Tandem repeats residing within the coding regions mostly involved in transcription/translation, can also mediate phase variation, and alter the functions and antigenecity of the proteins encoded [31,32]. In the present study, 44 different mRNA transcripts (34 tagged with GACA and 10 with GATA), 23 known and 21 novel ones, were identified using SSRs of GACA/GATA, which can be used as a milestone for contemplating other repeats to establish their combined conclusive significance within and adjacent to the coding regions. However, GACA/GATA tagged transcripts are particularly more important since these are detected in the buffalo spermatozoa as well. Many signaling molecules and transcription factors have been reported in the spermatozoa which pass into the zygotic cytoplasm on fertilization yet ~3000–5000 transcripts remains to be characterized [24,27,28]. The existence of GACA/GATA tagged transcripts in buffalo spermatozoa is the first finding which brightens the involvements of these repeats and tagged transcripts during pre- and post-fertilization events. It also opens up newer vistas offering an opportunity to undertake functional characterization of individual mRNA transcripts during fertilization and embryonic development.

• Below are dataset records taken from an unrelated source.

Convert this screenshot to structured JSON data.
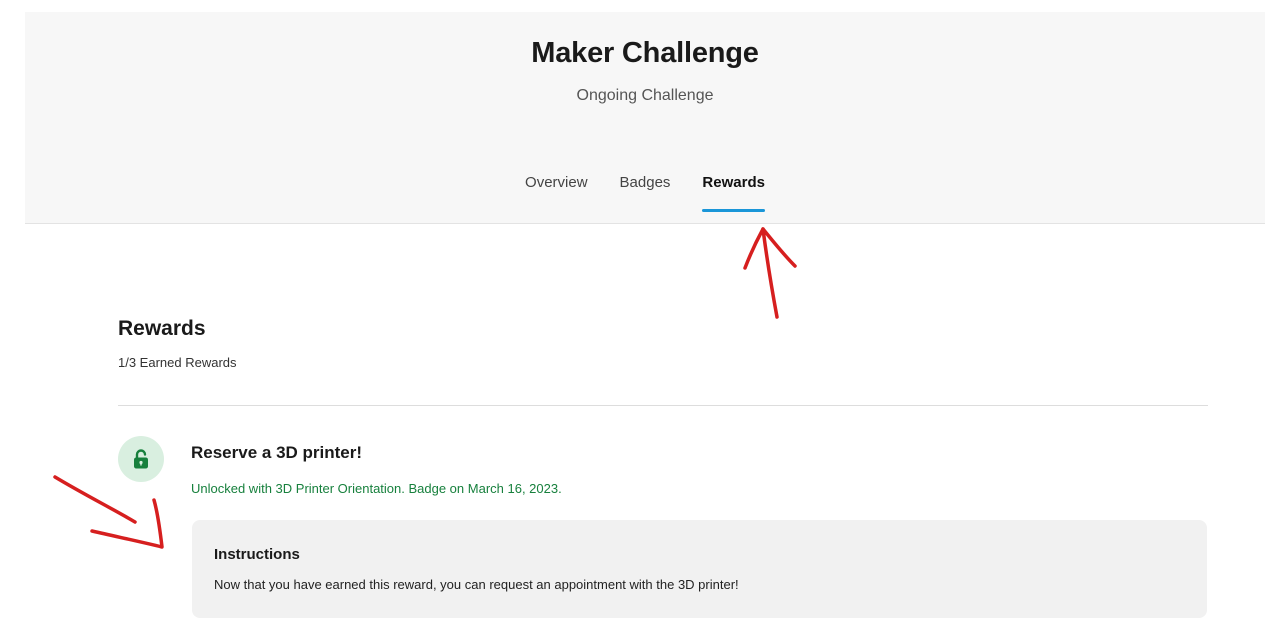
{
  "header": {
    "title": "Maker Challenge",
    "subtitle": "Ongoing Challenge",
    "tabs": [
      {
        "label": "Overview",
        "active": false
      },
      {
        "label": "Badges",
        "active": false
      },
      {
        "label": "Rewards",
        "active": true
      }
    ]
  },
  "rewards": {
    "title": "Rewards",
    "count": "1/3 Earned Rewards",
    "items": [
      {
        "icon": "unlocked-padlock-icon",
        "title": "Reserve a 3D printer!",
        "unlocked_text": "Unlocked with 3D Printer Orientation. Badge on March 16, 2023.",
        "instructions_title": "Instructions",
        "instructions_text": "Now that you have earned this reward, you can request an appointment with the 3D printer!"
      }
    ]
  },
  "colors": {
    "header_bg": "#f7f7f7",
    "tab_underline": "#1a96d8",
    "unlocked_green": "#17803d",
    "icon_bg": "#d9efe0",
    "annotation_red": "#d61f1f"
  }
}
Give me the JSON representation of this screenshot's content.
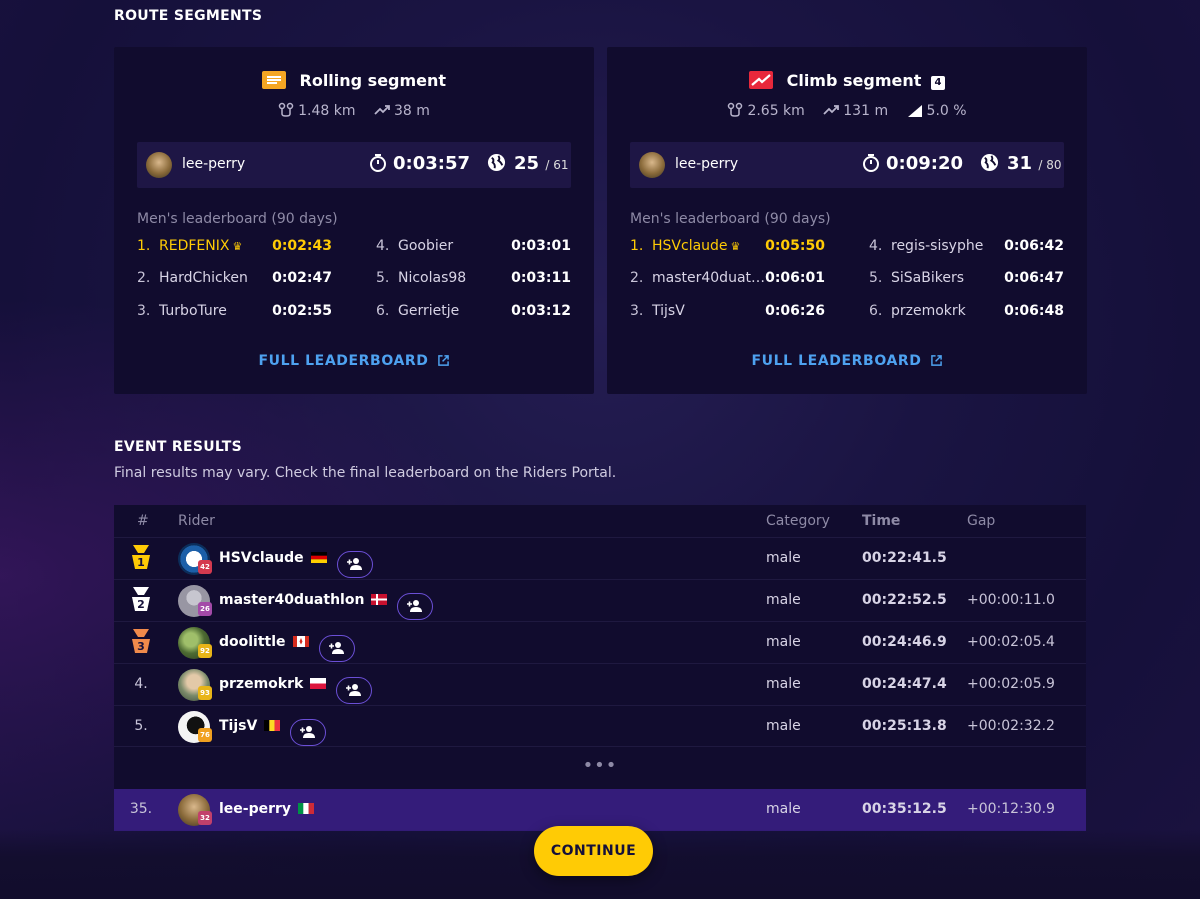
{
  "route_segments_title": "ROUTE SEGMENTS",
  "segments": [
    {
      "name": "Rolling segment",
      "icon": "rolling-segment-icon",
      "distance": "1.48 km",
      "elevation": "38 m",
      "me": {
        "user": "lee-perry",
        "time": "0:03:57",
        "rank": "25",
        "total": "/ 61"
      },
      "leaderboard_title": "Men's leaderboard (90 days)",
      "leaders": [
        {
          "pos": "1.",
          "name": "REDFENIX",
          "time": "0:02:43"
        },
        {
          "pos": "2.",
          "name": "HardChicken",
          "time": "0:02:47"
        },
        {
          "pos": "3.",
          "name": "TurboTure",
          "time": "0:02:55"
        },
        {
          "pos": "4.",
          "name": "Goobier",
          "time": "0:03:01"
        },
        {
          "pos": "5.",
          "name": "Nicolas98",
          "time": "0:03:11"
        },
        {
          "pos": "6.",
          "name": "Gerrietje",
          "time": "0:03:12"
        }
      ],
      "full_leaderboard": "FULL LEADERBOARD"
    },
    {
      "name": "Climb segment",
      "category": "4",
      "icon": "climb-segment-icon",
      "distance": "2.65 km",
      "elevation": "131 m",
      "gradient": "5.0 %",
      "me": {
        "user": "lee-perry",
        "time": "0:09:20",
        "rank": "31",
        "total": "/ 80"
      },
      "leaderboard_title": "Men's leaderboard (90 days)",
      "leaders": [
        {
          "pos": "1.",
          "name": "HSVclaude",
          "time": "0:05:50"
        },
        {
          "pos": "2.",
          "name": "master40duat…",
          "time": "0:06:01"
        },
        {
          "pos": "3.",
          "name": "TijsV",
          "time": "0:06:26"
        },
        {
          "pos": "4.",
          "name": "regis-sisyphe",
          "time": "0:06:42"
        },
        {
          "pos": "5.",
          "name": "SiSaBikers",
          "time": "0:06:47"
        },
        {
          "pos": "6.",
          "name": "przemokrk",
          "time": "0:06:48"
        }
      ],
      "full_leaderboard": "FULL LEADERBOARD"
    }
  ],
  "event_results_title": "EVENT RESULTS",
  "event_results_subtitle": "Final results may vary. Check the final leaderboard on the Riders Portal.",
  "table": {
    "headers": {
      "pos": "#",
      "rider": "Rider",
      "category": "Category",
      "time": "Time",
      "gap": "Gap"
    },
    "rows": [
      {
        "pos": "1",
        "name": "HSVclaude",
        "level": "42",
        "flag": "DE",
        "category": "male",
        "time": "00:22:41.5",
        "gap": ""
      },
      {
        "pos": "2",
        "name": "master40duathlon",
        "level": "26",
        "flag": "DK",
        "category": "male",
        "time": "00:22:52.5",
        "gap": "+00:00:11.0"
      },
      {
        "pos": "3",
        "name": "doolittle",
        "level": "92",
        "flag": "CA",
        "category": "male",
        "time": "00:24:46.9",
        "gap": "+00:02:05.4"
      },
      {
        "pos": "4.",
        "name": "przemokrk",
        "level": "93",
        "flag": "PL",
        "category": "male",
        "time": "00:24:47.4",
        "gap": "+00:02:05.9"
      },
      {
        "pos": "5.",
        "name": "TijsV",
        "level": "76",
        "flag": "BE",
        "category": "male",
        "time": "00:25:13.8",
        "gap": "+00:02:32.2"
      }
    ],
    "ellipsis": "•••",
    "me_row": {
      "pos": "35.",
      "name": "lee-perry",
      "level": "32",
      "flag": "IT",
      "category": "male",
      "time": "00:35:12.5",
      "gap": "+00:12:30.9"
    }
  },
  "continue_label": "CONTINUE",
  "colors": {
    "accent_gold": "#ffcb05",
    "link_blue": "#4ea2f0",
    "highlight_row": "#341c7a",
    "card_bg": "#110c2e"
  }
}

Interestingly, the buffalo transcriptome was found to be enriched with GACA repeat while other species including human were observed to be GATA rich. The primates and cetartiodactyls' genomes are relatively GC poor [33], the GC richness of buffalo genome and transcriptome seem to be unique for its organization and thus for replication timings, genetic recombination, methylation and gene expression [33]. The differential transcript profile uncovered may be explained either towards their diverse functions in somatic tissues, gonads (testis/ovary), and spermatozoa, or specific functions at various stages of development. Absence of GATA-tagged transcripts in lung/heart is anticipated to be their transcriptional quiescence whereas tissue-specific transcripts entailed their exclusive requirement in the respective tissues. Moreover, there are two possible explanations for the detection of 20 of 34 GACA-tagged and 6 of 10 GATA-tagged transcripts in testis or spermatozoa. First, the transcripts could not be picked up in other tissues due to either polymorphic nature of SSRs or much lower number of transcripts, and second, they are transcriptionally dormant in other tissues barring testis/spermatozoa.
DNA sequence variation can contribute to phenotypic variation by affecting the steady-level of mRNA molecules of a particular gene in a given cell or tissue [34]. The tissue- and spermatozoa-specific sequence organizations in transcripts tagged with GACA/GATA repeats substantiated this hypothesis. Some transcripts showed nucleotide changes exclusively in the spermatozoa, few in the testis, whereas other variations were shared only between testis and spermatozoa. These findings may be explicated by silenced state of the representative transcripts in somatic tissues which are active in testis/spermatozoa or vice versa.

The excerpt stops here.